Make sure you are always providing honest documentation whenever you have to file for personal bankruptcy. It is vital that you disclose all information about your assets and income so there are no delays or penalties, such as a court barring you from filing again later in the future.

Don’t file for bankruptcy until you know what assets of yours can and can’t be seized. The Bankruptcy Code lists the kinds of assets which are exempted when it comes to the bankruptcy process. It is vital that you completely understand which assets are protected and which assets can be seized prior to filing bankruptcy. If you don’t read this list, there is a chance that you might get nasty surprises when they take your things away.

Don’t hide assets or liabilities when filing for bankruptcy. Regardless of the agency you file with, ensure that you tell them all they should know about your current financial situation, regardless of how good or bad it is. Keeping secrets or trying to outsmart everyone is not a wise move.

You can take steps to hang onto your house. You do not have to lose your home in the process of a bankruptcy. If your home has significantly depreciated in value or you’ve taken a second mortgage, it may be possible to retain possession of your home. Otherwise, look into the homestead exemption which may allow you to stay in your home if you meet financial threshold requirements.

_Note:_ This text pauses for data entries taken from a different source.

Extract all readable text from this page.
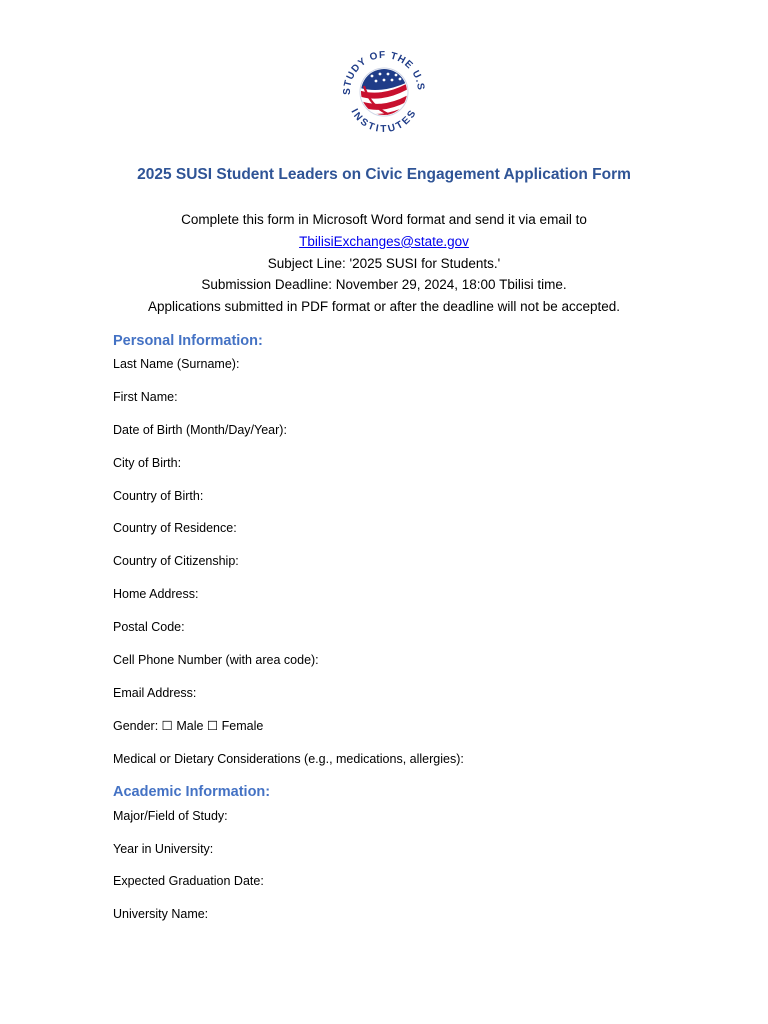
STUDY OF THE U.S
INSTITUTES
2025 SUSI Student Leaders on Civic Engagement Application Form
Complete this form in Microsoft Word format and send it via email to
TbilisiExchanges@state.gov
Subject Line: '2025 SUSI for Students.'
Submission Deadline: November 29, 2024, 18:00 Tbilisi time.
Applications submitted in PDF format or after the deadline will not be accepted.
Personal Information:
Last Name (Surname):
First Name:
Date of Birth (Month/Day/Year):
City of Birth:
Country of Birth:
Country of Residence:
Country of Citizenship:
Home Address:
Postal Code:
Cell Phone Number (with area code):
Email Address:
Gender: ☐ Male ☐ Female
Medical or Dietary Considerations (e.g., medications, allergies):
Academic Information:
Major/Field of Study:
Year in University:
Expected Graduation Date:
University Name:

You could see about filing for Chapter 13 personal bankruptcy. If you currently have some income and don’t have more than $250k in debt, you can declare bankruptcy. This will allow you to keep your personal property and real estate and repay your debts via a debt consolidation plan. This plan normally lasts from three to five years, in which you’ll be discharged from unsecured debt. Keep in mind that missed payments will trigger dismissal of your case.

As said in the beginning of the article, personal bankruptcy is always an option. But, you need to look at all of your options rather than jumping into bankruptcy head first. Bankruptcy has negative ramifications that can effect you for awhile. The best way for someone to avoid financial stress and hold onto their possessions is by learning more about bankruptcy.